"Unterleuten": gelungene Romanverfilmung ohne Schnickschnack
Das ZDF hat den Roman von Juli Zeh in drei 90-Minütern verfilmt und zeigt diese allesamt zur Primetime. Ein mutiges Unterfangen, das es verdient hätte, mit einer ordentlichen Quote belohnt zu werden.
Dreimal 90 Minuten Zeit schenkt das ZDF einem dem meistdiskutierten deutschen Romane der letzten Jahre: Juli Zehs Bestseller "Unterleuten". Als Status Quo des deutschen Gegenwartsromans wurde das Buch gefeiert, weil es in Form einer zerbrechenden Dorfgemeinschaft im Brandenburgischen vom Menschen an sich erzählt. Umgeben von goldenen Getreidefeldern liegt dort ein fiktives dörfliches Idyll mit altbekannten Stärken und Schwächen. Hier ist es ruhig, die Menschen haben Platz, alles geht in gemächlicher Ruhe vonstatten. Nur das Geldverdienen fällt in Unterleuten schwer. Zumindest, wenn man nicht zu den Zugereisten gehört, die noch zu ihren Jobs nach Berlin pendeln.
Viele der Alteingesessenen arbeiten in der Landwirtschaft – beim knorrigen Unternehmer Gombrowski (Thomas Thieme), der schon zu DDR-Zeiten die LPG leitete.

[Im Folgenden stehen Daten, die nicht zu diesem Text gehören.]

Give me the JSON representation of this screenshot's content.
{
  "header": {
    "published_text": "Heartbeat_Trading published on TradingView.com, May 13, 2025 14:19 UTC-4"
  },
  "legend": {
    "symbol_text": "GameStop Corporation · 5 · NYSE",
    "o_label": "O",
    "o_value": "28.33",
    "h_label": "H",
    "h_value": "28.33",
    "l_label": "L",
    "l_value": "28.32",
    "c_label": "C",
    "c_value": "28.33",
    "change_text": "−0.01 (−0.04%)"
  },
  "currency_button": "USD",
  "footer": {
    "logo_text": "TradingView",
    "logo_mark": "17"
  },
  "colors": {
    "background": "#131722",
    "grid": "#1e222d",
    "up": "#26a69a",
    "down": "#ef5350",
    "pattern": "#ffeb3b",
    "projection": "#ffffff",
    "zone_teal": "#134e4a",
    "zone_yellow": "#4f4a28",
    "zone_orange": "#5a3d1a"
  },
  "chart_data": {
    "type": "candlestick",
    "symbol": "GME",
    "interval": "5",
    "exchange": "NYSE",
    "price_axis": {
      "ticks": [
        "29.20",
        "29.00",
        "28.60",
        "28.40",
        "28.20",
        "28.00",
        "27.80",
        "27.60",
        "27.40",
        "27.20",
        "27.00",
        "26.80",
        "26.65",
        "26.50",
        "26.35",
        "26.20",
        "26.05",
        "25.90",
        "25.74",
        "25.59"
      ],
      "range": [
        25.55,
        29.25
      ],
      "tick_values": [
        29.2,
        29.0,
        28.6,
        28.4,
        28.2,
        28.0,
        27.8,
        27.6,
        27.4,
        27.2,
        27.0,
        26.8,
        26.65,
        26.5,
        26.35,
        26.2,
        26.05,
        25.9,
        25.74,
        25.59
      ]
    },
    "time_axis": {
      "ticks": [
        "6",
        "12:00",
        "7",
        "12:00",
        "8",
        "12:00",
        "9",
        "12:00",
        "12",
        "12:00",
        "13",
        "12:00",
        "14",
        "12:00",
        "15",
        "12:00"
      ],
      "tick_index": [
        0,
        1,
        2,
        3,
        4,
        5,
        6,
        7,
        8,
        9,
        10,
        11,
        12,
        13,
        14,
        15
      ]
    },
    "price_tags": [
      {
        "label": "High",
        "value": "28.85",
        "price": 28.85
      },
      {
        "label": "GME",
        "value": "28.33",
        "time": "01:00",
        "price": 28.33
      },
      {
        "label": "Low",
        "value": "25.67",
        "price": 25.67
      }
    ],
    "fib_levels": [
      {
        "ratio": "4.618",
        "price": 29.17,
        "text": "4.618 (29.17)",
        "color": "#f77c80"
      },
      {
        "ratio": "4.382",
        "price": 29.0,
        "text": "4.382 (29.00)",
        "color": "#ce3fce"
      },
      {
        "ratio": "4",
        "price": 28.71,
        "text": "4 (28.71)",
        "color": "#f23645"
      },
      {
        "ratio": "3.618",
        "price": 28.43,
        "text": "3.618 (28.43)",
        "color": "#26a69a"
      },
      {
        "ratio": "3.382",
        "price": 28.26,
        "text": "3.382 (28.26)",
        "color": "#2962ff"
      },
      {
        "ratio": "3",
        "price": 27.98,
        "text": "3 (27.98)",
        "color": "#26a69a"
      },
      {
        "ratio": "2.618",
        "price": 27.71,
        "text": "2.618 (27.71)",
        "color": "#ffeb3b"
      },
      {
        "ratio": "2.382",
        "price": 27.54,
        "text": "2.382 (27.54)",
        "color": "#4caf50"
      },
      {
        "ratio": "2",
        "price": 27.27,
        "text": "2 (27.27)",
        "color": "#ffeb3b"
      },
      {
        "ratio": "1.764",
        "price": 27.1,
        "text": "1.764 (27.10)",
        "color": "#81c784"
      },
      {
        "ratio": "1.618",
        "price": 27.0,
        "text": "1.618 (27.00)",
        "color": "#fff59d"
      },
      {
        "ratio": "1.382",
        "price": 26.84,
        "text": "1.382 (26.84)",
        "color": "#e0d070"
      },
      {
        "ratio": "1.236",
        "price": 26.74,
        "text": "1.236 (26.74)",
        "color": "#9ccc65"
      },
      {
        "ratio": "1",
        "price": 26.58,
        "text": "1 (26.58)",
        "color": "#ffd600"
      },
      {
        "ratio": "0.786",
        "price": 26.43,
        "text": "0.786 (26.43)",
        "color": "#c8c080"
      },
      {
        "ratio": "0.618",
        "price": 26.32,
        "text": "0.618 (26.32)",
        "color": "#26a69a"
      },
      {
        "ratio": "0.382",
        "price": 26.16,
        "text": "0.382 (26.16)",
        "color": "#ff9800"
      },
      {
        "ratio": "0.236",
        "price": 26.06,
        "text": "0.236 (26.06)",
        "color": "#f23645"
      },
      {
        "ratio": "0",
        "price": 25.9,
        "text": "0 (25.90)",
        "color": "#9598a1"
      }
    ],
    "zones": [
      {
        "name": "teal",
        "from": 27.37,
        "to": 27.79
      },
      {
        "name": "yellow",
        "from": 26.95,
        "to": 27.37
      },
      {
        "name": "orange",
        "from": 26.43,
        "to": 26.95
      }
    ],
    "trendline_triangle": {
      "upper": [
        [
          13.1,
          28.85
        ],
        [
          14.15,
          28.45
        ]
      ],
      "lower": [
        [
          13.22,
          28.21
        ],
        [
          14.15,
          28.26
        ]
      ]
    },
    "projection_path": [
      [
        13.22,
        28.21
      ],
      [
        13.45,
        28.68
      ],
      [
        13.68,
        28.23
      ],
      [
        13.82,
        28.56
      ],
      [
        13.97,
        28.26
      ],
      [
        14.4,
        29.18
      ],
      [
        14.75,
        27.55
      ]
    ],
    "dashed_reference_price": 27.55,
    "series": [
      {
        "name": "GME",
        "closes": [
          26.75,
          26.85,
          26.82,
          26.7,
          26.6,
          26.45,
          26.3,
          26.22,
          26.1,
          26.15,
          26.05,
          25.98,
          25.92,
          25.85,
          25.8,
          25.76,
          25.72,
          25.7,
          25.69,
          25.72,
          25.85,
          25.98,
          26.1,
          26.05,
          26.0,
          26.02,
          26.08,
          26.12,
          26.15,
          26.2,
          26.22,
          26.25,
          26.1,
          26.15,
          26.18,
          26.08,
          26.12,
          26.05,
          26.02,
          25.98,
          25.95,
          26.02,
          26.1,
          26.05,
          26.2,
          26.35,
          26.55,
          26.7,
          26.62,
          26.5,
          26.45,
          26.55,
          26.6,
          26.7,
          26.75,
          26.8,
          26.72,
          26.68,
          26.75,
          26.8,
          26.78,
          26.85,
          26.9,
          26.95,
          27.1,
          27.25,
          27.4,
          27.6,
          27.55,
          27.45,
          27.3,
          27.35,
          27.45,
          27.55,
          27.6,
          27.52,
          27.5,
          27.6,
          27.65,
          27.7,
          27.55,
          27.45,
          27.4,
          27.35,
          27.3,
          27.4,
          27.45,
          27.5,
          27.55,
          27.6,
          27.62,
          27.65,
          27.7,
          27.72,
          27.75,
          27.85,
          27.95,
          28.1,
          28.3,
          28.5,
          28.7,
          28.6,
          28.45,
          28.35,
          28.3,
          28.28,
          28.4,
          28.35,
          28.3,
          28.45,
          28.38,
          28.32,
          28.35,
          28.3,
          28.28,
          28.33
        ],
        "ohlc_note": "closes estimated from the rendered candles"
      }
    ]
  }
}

Dombrowskis Gegenspieler ist ein stets skeptischer Senior namens Kron (Hermann Beyer), der andeutet, dass der Patriarch Leichen aus alter Zeit im Keller liegen hat.
Krons Tochter Kathrin (Bettina Lamprecht) hat die schlechte Laune der Vätergeneration allerdings nicht geerbt. Mit ihrem Schriftsteller-Mann (Bjarne Mädel), dessen zeitlupenhafte Arbeit an einem Bühnenstück sie freundlich erträgt, und der gemeinsamen kleinen Tochter "Krönchen" verbringt sie schon ihr gesamtes Leben in Unterleuten. Auch Bürgermeister Arne Seidel (Jörg Schüttauf) gehört zum Alt-Inventar. Er sieht sich als Agent des Ausgleichs zwischen alt und neu im dünn bevölkerten Berliner Umland. Neu sind hingegen die Zugezogenen wie der Wissenschaftler Dr. Gerhard Fließ (Ulrich Noethen) mit seiner deutlich jüngeren Frau Jule (Rosalie Thomass) und dem gemeinsamen Baby. Auch Linda Franzen (Miriam Stein) und ihr Freund Frederick (Jacob Matschenz), sind Städter, die sich hier ein altes Häuschen gekauft haben. Linda träumt von einem Reiterhof und will eine erfolgreiche Unternehmerin werden.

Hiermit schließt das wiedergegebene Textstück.